La realeza del cuerpo que hay en Alanís refiere a lo real entendido como forma que se expone cruda, a la suciedad dada por la imagen como materia palpable, alejada de todo simbolismo, de toda metáfora: recostada con su hijo a lo ancho del plano como una Venus del Once, con su vestido rojo y desaliñado, Sofía Gala es una Venus a la venta; no es, ni pretende ser, la Venus de Velázquez contemplándose desnuda frente al espejo . No es cuadro ni musa. No es mito ni figura quieta e inalcanzable. Es más bien una Venus en piel pero rota, tatuada, una venus que sangra. Una Venus sin espejo y sin consuelo, en carne viva y maltratada.

Lo real en Alanís es el cuerpo que se expone y la calle que se impone. No se enuncia, no se poetiza ni se estetiza nada. La metáfora, si es que la hay, perece ante aquello que se muestra como tal. No quiere dar a entender nada. No quiere decir esto parece esto pero en realidad es esto. No. Esto es. Punto. La realeza del cuerpo que hay en Alanís está dada por los planos iniciales que alternan culos y calles.

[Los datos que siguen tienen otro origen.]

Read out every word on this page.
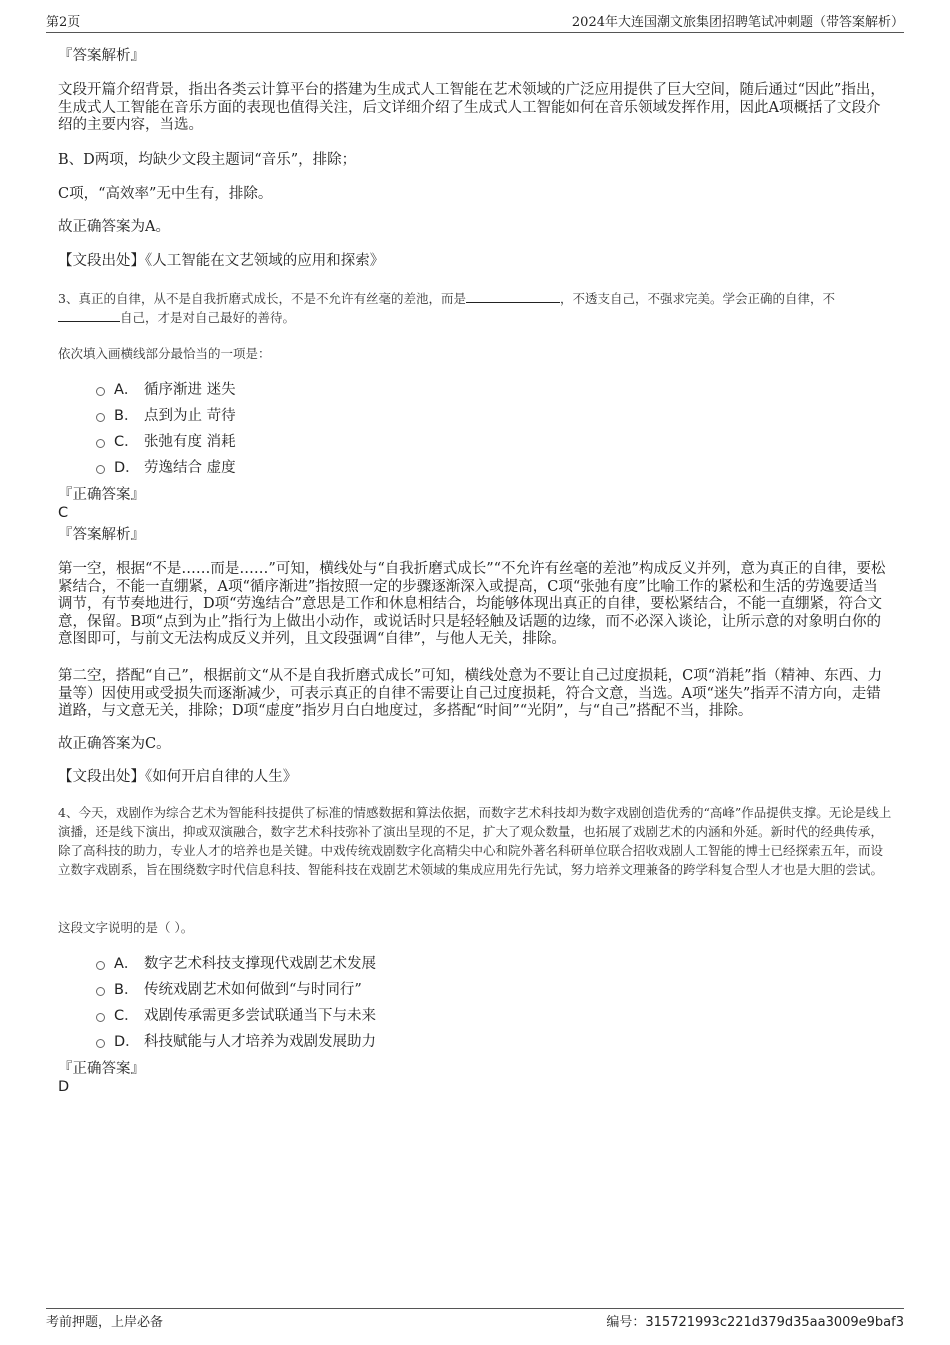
第2页	2024年大连国潮文旅集团招聘笔试冲刺题（带答案解析）
『答案解析』
文段开篇介绍背景，指出各类云计算平台的搭建为生成式人工智能在艺术领域的广泛应用提供了巨大空间，随后通过“因此”指出，生成式人工智能在音乐方面的表现也值得关注，后文详细介绍了生成式人工智能如何在音乐领域发挥作用，因此A项概括了文段介绍的主要内容，当选。
B、D两项，均缺少文段主题词“音乐”，排除；
C项，“高效率”无中生有，排除。
故正确答案为A。
【文段出处】《人工智能在文艺领域的应用和探索》
3、真正的自律，从不是自我折磨式成长，不是不允许有丝毫的差池，而是	，不透支自己，不强求完美。学会正确的自律，不自己，才是对自己最好的善待。
依次填入画横线部分最恰当的一项是：
A． 循序渐进 迷失
B． 点到为止 苛待
C． 张弛有度 消耗
D． 劳逸结合 虚度
『正确答案』
C
『答案解析』
第一空，根据“不是……而是……”可知，横线处与“自我折磨式成长”“不允许有丝毫的差池”构成反义并列，意为真正的自律，要松紧结合，不能一直绷紧，A项“循序渐进”指按照一定的步骤逐渐深入或提高，C项“张弛有度”比喻工作的紧松和生活的劳逸要适当调节，有节奏地进行，D项“劳逸结合”意思是工作和休息相结合，均能够体现出真正的自律，要松紧结合，不能一直绷紧，符合文意，保留。B项“点到为止”指行为上做出小动作，或说话时只是轻轻触及话题的边缘，而不必深入谈论，让所示意的对象明白你的意图即可，与前文无法构成反义并列，且文段强调“自律”，与他人无关，排除。
第二空，搭配“自己”，根据前文“从不是自我折磨式成长”可知，横线处意为不要让自己过度损耗，C项“消耗”指（精神、东西、力量等）因使用或受损失而逐渐减少，可表示真正的自律不需要让自己过度损耗，符合文意，当选。A项“迷失”指弄不清方向，走错道路，与文意无关，排除；D项“虚度”指岁月白白地度过，多搭配“时间”“光阴”，与“自己”搭配不当，排除。
故正确答案为C。
【文段出处】《如何开启自律的人生》
4、今天，戏剧作为综合艺术为智能科技提供了标准的情感数据和算法依据，而数字艺术科技却为数字戏剧创造优秀的“高峰”作品提供支撑。无论是线上演播，还是线下演出，抑或双演融合，数字艺术科技弥补了演出呈现的不足，扩大了观众数量，也拓展了戏剧艺术的内涵和外延。新时代的经典传承，除了高科技的助力，专业人才的培养也是关键。中戏传统戏剧数字化高精尖中心和院外著名科研单位联合招收戏剧人工智能的博士已经探索五年，而设立数字戏剧系，旨在围绕数字时代信息科技、智能科技在戏剧艺术领域的集成应用先行先试，努力培养文理兼备的跨学科复合型人才也是大胆的尝试。
这段文字说明的是（ ）。
A． 数字艺术科技支撑现代戏剧艺术发展
B． 传统戏剧艺术如何做到“与时同行”
C． 戏剧传承需更多尝试联通当下与未来
D． 科技赋能与人才培养为戏剧发展助力
『正确答案』
D
考前押题，上岸必备	编号：315721993c221d379d35aa3009e9baf3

La metáfora, si es que la hay, es que esas mujeres van a salir a la calle para romperse, literalmente, el orto, aun cuando no les guste, aun cuando no les quede otra, aun cuando prefieran trabajar en un departamento, en un hotel o en el interior de un auto.

La realeza del cuerpo que hay en Alanís está dada por la conciencia de saberse Puta y Madre y asumirse como tal, pero sobre todo por la certeza establecida sobre la mirada del otro: “Me estaban cogiendo y rompí bolsa”, confiesa la protagonista. La configuración del deseo masculino puesto en las tetas (las de Alanís y las de cualquier otra mujer), nunca en la panza, obedece tanto a niños como a ancianos: Dante y José chupan la misma teta. Lo que en uno es instinto y necesidad de vivir, en el otro es desesperación y necesidad de seguir sintiéndose vivo. El deseo, más allá de toda moral, es el mismo y los iguala.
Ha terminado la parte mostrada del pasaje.